Stable docking of the E helix is a pivotal step in the apomyoglobin folding pathway, and mutations that impede this process slow the overall folding rate.[19] Ultrafast quench-flow H–D exchange measurements show that amides at the N- and C-terminal regions of the E helix become protected at different rates during refolding.[22] The C-terminal residues, which contact helix H in the native structure, fold more rapidly than the N-terminal part of helix E, which appears to fold concomitantly with the N-terminus of the B helix with which it is in direct contact in the native folded state. Mutations that stabilize the N-terminus of helix B, namely, G23A/G25A and H24L/H119F, promote nativelike interactions with the C-terminus of helix G and the N-terminal region of E, leading to propagation and stabilization of helical structure throughout helix E.[20] Thus, docking and folding of helix E is a cooperative process, in which nativelike interactions must be formed in both the B–E–G and E–G–H interfaces before stable helical structure can form. This is seen clearly in our current data, where resolution of non-native structure in the G–H interface leads only to enhancement of hydrophobic contacts with residues in the C-terminus of helix E, with no stabilization of helical structure. We conclude that progression to the rate-determining step for apomyoglobin folding cannot be associated exclusively either with overcoming non-native H helix interactions or with correct docking of the E helix onto the folded B–G helix interface. Instead, the folding transition state is likely reached via multiple pathways, providing further evidence that the apomyoglobin folding landscape is highly rugged and involves much energetic frustration.

The results of this study are consistent with a mechanism in which the collapsing polypeptide chain maximizes burial of hydrophobic residues in the A–G–H helix interface, resulting in a compact state in which the H helix is translocated relative to the G and A helices. This constitutes a kinetic trap, which is likely resolved by localized unfolding that allows the helix to slide to its native position, rather than through a global unfolding process. Such a model is consistent with the increased H helix opening rates, relative to the core regions of the A and G helices, revealed by quenched-flow hydrogen–deuterium exchange.[22]

The translocation of the helix in the equilibrium molten globule and the kinetic Ib intermediate appears to promote disorder in the E and F helices. Movement of the H helix into its native docking site on helix G relieves the energetic frustration in the E–H helix interface and promotes docking of hydrophobic residues at the C-terminal end of helix E and in helix F. However, as discussed above, this in itself is insufficient for proper docking and stabilization of helical structure in helix E.

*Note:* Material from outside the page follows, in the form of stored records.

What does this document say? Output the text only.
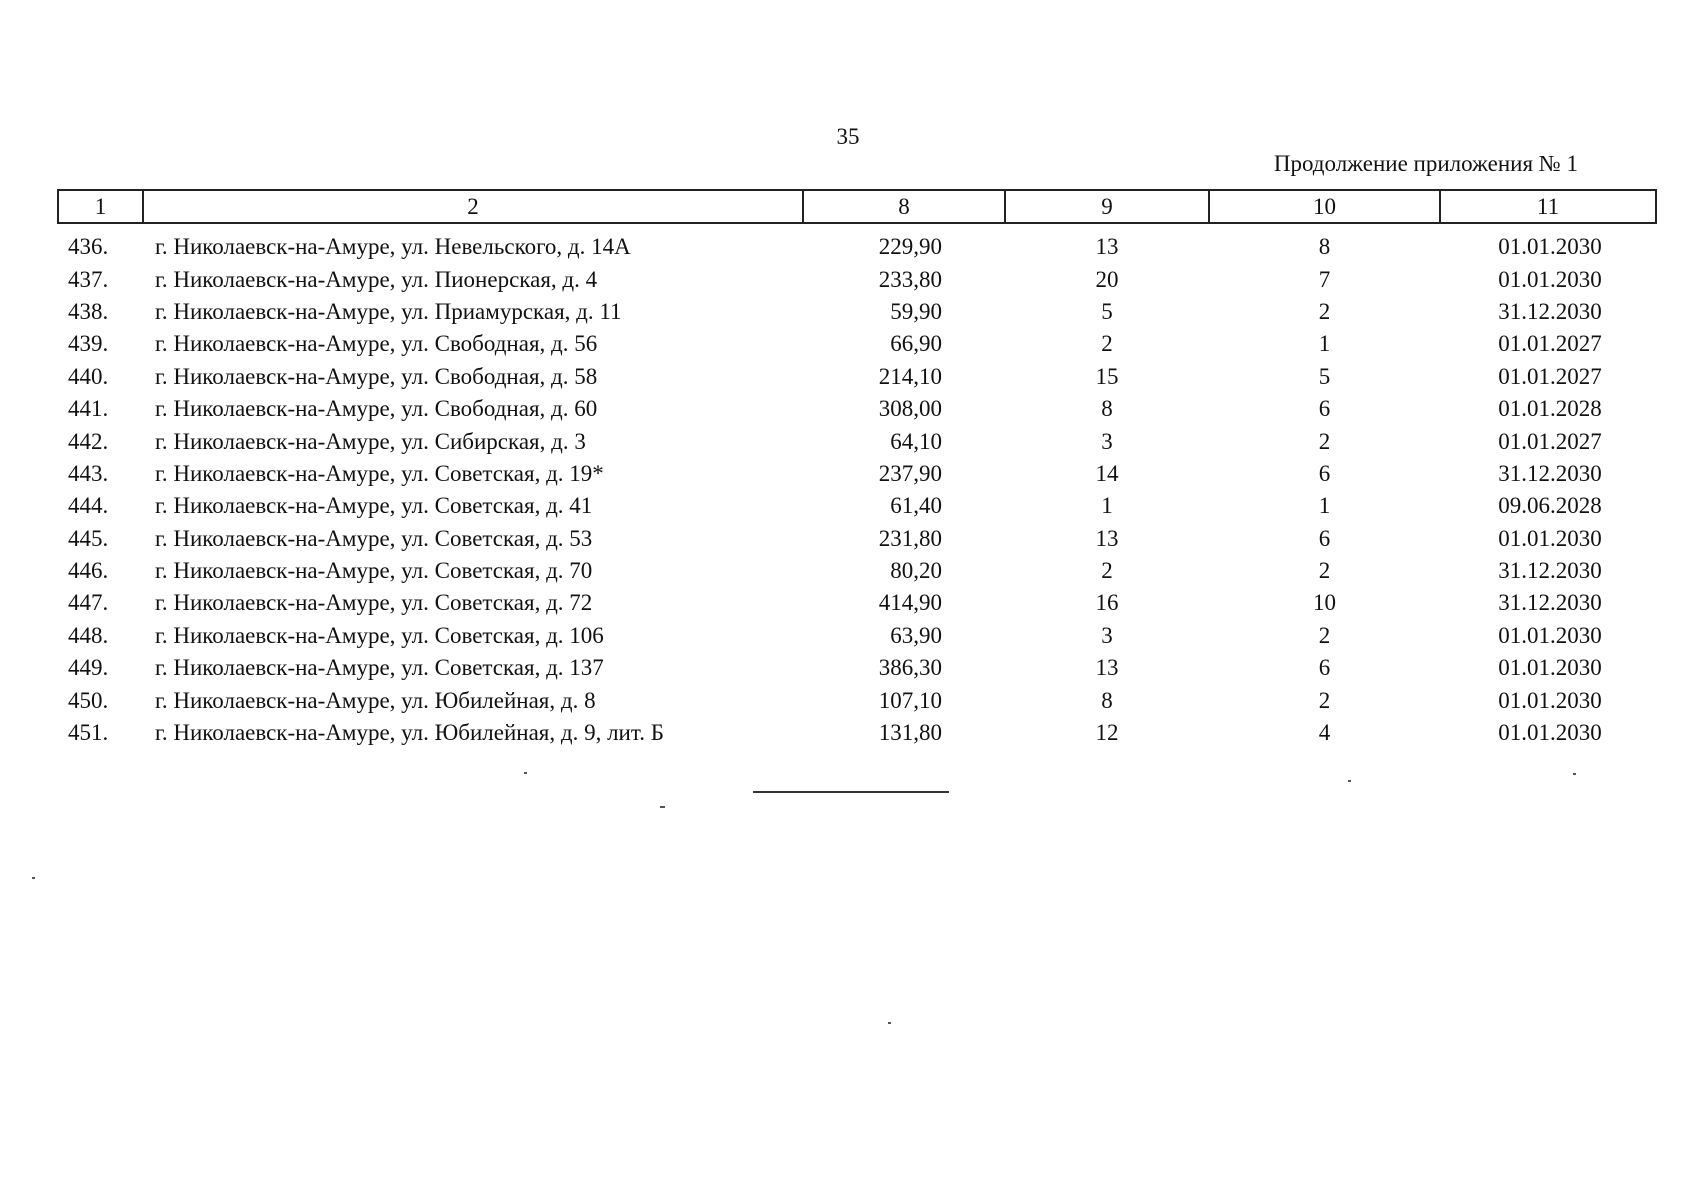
35
Продолжение приложения № 1
1	2	8	9	10	11
436.	г. Николаевск-на-Амуре, ул. Невельского, д. 14А	229,90	13	8	01.01.2030
437.	г. Николаевск-на-Амуре, ул. Пионерская, д. 4	233,80	20	7	01.01.2030
438.	г. Николаевск-на-Амуре, ул. Приамурская, д. 11	59,90	5	2	31.12.2030
439.	г. Николаевск-на-Амуре, ул. Свободная, д. 56	66,90	2	1	01.01.2027
440.	г. Николаевск-на-Амуре, ул. Свободная, д. 58	214,10	15	5	01.01.2027
441.	г. Николаевск-на-Амуре, ул. Свободная, д. 60	308,00	8	6	01.01.2028
442.	г. Николаевск-на-Амуре, ул. Сибирская, д. 3	64,10	3	2	01.01.2027
443.	г. Николаевск-на-Амуре, ул. Советская, д. 19*	237,90	14	6	31.12.2030
444.	г. Николаевск-на-Амуре, ул. Советская, д. 41	61,40	1	1	09.06.2028
445.	г. Николаевск-на-Амуре, ул. Советская, д. 53	231,80	13	6	01.01.2030
446.	г. Николаевск-на-Амуре, ул. Советская, д. 70	80,20	2	2	31.12.2030
447.	г. Николаевск-на-Амуре, ул. Советская, д. 72	414,90	16	10	31.12.2030
448.	г. Николаевск-на-Амуре, ул. Советская, д. 106	63,90	3	2	01.01.2030
449.	г. Николаевск-на-Амуре, ул. Советская, д. 137	386,30	13	6	01.01.2030
450.	г. Николаевск-на-Амуре, ул. Юбилейная, д. 8	107,10	8	2	01.01.2030
451.	г. Николаевск-на-Амуре, ул. Юбилейная, д. 9, лит. Б	131,80	12	4	01.01.2030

The results reported here, in conjunction with a wealth of published data, greatly advance our understanding of apomyoglobin folding pathways and the consequences of energetic frustration. The folding landscape is highly rugged, with several energetic bottlenecks that frustrate the folding process. Relief of any one of the major identified bottlenecks, in the E–G–H and B–E–G helix interfaces, is insufficient to speed progression to the transition state. It is also notable that when frustration is relieved at either of these sites by introduction of a disulfide, as in the work presented here, or by mutagenesis in the B–G helix interface,[20] it does not lead to excessive stabilization of the frustrated E helix. Rather, the resulting stabilization of E helix contacts is incremental, and the polypeptide chain in this region remains dynamically disordered, allowing it to search conformational space efficiently until additional sources of frustration are relieved and E helix folding can be completed. This progressive decrease in chain flexibility, accompanied by the progressive accumulation of secondary structure, likely facilitates folding by preventing excessive stabilization of non-native contacts within the ensemble of compact folding intermediates.